Die Schule ist eine der 146 landesweit vom Militär betriebenen öffentlichen Schulen und Colleges. Hier werden die Kinder von Armeeangehörigen und auch Zivilisten unterrichtet. Die Schüler sind zwischen zehn und 18 Jahren alt. Die Lehrerinnen sind oft Ehefrauen von Soldaten.
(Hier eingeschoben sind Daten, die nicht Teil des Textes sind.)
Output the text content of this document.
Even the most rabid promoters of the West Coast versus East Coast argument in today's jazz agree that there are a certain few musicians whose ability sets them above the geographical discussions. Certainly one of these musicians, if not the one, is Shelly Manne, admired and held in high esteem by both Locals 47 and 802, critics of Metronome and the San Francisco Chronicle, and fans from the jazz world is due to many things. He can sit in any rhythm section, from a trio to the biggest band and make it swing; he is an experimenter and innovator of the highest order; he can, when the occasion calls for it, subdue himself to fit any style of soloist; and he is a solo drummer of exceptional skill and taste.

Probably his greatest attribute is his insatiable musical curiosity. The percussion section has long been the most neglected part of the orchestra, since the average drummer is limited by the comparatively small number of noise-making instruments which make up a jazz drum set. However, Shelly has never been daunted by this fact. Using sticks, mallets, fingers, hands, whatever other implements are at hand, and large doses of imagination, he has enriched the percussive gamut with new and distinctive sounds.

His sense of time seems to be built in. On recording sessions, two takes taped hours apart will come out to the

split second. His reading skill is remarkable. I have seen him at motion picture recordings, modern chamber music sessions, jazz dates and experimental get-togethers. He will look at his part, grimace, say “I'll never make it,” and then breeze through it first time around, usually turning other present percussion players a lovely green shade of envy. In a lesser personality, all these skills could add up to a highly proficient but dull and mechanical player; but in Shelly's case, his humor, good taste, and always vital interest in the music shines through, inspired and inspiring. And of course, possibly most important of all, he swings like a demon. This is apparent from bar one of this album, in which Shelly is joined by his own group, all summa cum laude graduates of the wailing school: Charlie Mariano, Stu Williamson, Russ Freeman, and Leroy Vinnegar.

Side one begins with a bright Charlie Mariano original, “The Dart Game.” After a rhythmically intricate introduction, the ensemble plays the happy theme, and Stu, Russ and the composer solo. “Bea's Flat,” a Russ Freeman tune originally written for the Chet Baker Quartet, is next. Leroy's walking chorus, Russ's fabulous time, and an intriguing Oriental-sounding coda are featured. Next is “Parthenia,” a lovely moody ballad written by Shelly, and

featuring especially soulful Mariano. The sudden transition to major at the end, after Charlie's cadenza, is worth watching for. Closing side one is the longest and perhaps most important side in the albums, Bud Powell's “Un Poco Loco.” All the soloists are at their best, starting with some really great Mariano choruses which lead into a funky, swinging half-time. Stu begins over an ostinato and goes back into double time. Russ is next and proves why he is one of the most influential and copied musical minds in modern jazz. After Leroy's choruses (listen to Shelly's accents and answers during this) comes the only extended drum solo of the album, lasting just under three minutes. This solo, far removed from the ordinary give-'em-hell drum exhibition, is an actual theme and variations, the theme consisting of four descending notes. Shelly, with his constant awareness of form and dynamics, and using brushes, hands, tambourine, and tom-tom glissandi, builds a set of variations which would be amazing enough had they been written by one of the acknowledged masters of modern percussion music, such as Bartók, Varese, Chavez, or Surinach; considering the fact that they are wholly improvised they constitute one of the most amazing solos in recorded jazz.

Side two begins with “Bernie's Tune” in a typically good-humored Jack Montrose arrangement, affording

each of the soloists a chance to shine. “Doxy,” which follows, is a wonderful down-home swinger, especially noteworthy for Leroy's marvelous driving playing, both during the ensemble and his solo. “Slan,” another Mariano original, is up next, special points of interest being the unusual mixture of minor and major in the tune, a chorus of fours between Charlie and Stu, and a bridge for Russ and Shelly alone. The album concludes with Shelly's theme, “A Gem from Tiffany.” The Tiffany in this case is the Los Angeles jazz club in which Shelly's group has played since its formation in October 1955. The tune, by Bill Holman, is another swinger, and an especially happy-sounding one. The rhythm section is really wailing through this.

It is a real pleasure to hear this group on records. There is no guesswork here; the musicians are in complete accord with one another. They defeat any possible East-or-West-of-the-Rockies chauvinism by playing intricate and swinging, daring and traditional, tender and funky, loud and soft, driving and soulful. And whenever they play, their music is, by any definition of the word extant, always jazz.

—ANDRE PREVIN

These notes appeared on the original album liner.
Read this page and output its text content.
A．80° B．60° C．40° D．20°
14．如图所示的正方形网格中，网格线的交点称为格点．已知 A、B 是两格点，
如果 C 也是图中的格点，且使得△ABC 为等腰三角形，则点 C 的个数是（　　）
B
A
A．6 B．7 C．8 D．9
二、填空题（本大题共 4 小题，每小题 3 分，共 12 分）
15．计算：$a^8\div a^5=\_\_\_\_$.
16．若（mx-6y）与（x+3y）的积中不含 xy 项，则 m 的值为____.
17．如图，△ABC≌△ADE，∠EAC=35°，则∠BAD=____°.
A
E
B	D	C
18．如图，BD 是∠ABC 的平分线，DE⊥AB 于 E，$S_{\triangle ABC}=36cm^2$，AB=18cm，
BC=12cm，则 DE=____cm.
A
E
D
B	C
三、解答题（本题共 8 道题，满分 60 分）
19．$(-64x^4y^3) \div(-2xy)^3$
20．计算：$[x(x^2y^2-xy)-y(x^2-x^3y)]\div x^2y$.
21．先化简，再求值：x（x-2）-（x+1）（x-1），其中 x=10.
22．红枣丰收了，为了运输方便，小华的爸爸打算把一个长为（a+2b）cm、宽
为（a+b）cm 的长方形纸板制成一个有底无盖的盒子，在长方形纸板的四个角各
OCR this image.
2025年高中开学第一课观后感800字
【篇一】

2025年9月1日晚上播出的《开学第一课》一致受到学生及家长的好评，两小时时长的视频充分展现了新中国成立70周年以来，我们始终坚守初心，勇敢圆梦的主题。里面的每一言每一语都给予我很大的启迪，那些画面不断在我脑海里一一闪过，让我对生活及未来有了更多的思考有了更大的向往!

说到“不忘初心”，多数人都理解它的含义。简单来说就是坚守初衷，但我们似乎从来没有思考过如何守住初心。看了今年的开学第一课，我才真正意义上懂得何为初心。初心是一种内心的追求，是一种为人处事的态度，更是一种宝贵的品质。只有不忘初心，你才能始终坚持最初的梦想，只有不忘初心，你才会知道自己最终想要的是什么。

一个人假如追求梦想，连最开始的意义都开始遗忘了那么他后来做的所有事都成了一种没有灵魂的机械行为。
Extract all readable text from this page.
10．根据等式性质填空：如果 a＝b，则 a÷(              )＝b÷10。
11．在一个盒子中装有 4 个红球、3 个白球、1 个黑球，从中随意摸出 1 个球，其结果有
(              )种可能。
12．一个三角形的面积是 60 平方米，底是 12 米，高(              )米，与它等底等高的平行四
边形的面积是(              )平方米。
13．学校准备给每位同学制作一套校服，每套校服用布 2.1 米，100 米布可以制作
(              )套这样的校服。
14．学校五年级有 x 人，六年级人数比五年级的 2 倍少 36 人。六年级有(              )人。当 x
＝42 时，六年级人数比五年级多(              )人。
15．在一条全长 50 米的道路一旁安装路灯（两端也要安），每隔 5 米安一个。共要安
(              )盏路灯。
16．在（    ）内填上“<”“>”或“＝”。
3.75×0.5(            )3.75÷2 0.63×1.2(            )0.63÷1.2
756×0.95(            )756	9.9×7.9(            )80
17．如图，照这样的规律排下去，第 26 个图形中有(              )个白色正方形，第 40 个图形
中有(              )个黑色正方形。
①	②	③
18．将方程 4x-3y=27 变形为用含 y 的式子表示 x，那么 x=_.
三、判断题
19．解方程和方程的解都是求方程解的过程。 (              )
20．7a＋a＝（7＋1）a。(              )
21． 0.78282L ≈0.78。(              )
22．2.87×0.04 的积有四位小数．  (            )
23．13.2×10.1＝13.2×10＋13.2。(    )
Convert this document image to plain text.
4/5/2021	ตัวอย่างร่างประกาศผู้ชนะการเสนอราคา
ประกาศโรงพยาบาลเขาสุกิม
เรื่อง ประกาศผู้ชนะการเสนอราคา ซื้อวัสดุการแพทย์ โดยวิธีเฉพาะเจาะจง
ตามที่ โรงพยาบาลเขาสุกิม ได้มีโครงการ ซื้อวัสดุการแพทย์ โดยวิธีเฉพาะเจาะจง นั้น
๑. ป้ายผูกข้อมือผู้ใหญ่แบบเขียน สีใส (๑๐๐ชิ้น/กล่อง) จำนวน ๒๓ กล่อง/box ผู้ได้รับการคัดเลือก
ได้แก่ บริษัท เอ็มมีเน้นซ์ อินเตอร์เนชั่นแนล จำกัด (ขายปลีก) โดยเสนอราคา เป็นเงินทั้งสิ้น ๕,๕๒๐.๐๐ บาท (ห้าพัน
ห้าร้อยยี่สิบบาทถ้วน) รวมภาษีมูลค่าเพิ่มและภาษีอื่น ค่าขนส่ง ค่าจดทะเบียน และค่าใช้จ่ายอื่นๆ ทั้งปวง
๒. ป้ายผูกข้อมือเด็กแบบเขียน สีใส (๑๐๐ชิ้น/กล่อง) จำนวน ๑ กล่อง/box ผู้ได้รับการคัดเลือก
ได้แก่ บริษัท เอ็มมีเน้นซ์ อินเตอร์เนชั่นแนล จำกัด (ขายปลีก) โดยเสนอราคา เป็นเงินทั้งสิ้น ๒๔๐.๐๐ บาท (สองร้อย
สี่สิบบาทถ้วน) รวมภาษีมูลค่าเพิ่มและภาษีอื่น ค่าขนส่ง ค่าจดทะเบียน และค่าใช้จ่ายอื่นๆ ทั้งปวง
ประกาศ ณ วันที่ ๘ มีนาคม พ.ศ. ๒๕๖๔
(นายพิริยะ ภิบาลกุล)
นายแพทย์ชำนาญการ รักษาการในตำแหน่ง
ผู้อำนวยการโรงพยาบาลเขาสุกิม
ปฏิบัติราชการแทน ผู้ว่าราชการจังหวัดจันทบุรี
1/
Der Anschlag war ein Vergeltungsschlag der Taliban gegen die Armee, die an der Grenze zu Afghanistan gerade eine Offensive gegen die Islamisten durchführt. Der Taliban-Sprecher sagte: „Das ist die Rache für Nordwaziristan.“

Der Informationsminister der Provinz Khyber Pakhtunkhwa, Shah Farman, erklärte, zwei Stunden nachdem die Taliban über die Mauer in die Schule eingedrungen waren: „Die Armee versucht ihr Bestes, die Situation unter Kontrolle zu bringen. Die Operation ist noch im Gange.“

Und: „Es ist bedauerlich, dass Schulkinder zum Ziel gemacht werden. Wir brauchen ein einiges Land, und wir brauchen Gerechtigkeit.“ Premierminister Nawaz Scharif verurteilte den Terroranschlag. Er hatte kurz nach dem Angriff sämtliche zivilen und militärischen Sicherheitskräfte angewiesen, jeden Schüler in Sicherheit zu bringen: „Die Täter hinter diesem terroristischen Angriff dürfen nicht verschont werden, doch unsere erste Priorität ist die sichere Rettung der Kinder und der unschuldigen Menschen aus der Schule.“

Doch die Realität sieht anders aus. Die Zahl der Opfer wird wohl noch steigen, die Krankenhäuser in der Umgebung sind auf das Schlimmste vorbereitet. Inzwischen beschloss der Premierminister, selbst nach Peschawar zu fliegen. „Dies sind meine Kinder“, erklärte der Regierungschef vor seinem Abflug in den Nordwesten, „und es ist mein Verlust.“

Die pakistanische Kinderrechtsaktivistin Malala Yousafzai sagte, sie sei „untröstlich angesichts dieses sinnlosen und kaltblütigen Terroranschlags“. Die Tat sei „scheußlich und feige“. Die Reaktion von Regierung und Armee lobte die 17-Jährige als „verdienstvoll“. Malala war in der vergangenen Woche für ihr Engagement zugunsten der Schulbildung von Mädchen mit dem Friedensnobelpreis ausgezeichnet worden. Im Oktober 2012 hatte sie einen Anschlag der Taliban überlebt. Ihr wurde aus kurzer Distanz in den Kopf geschossen.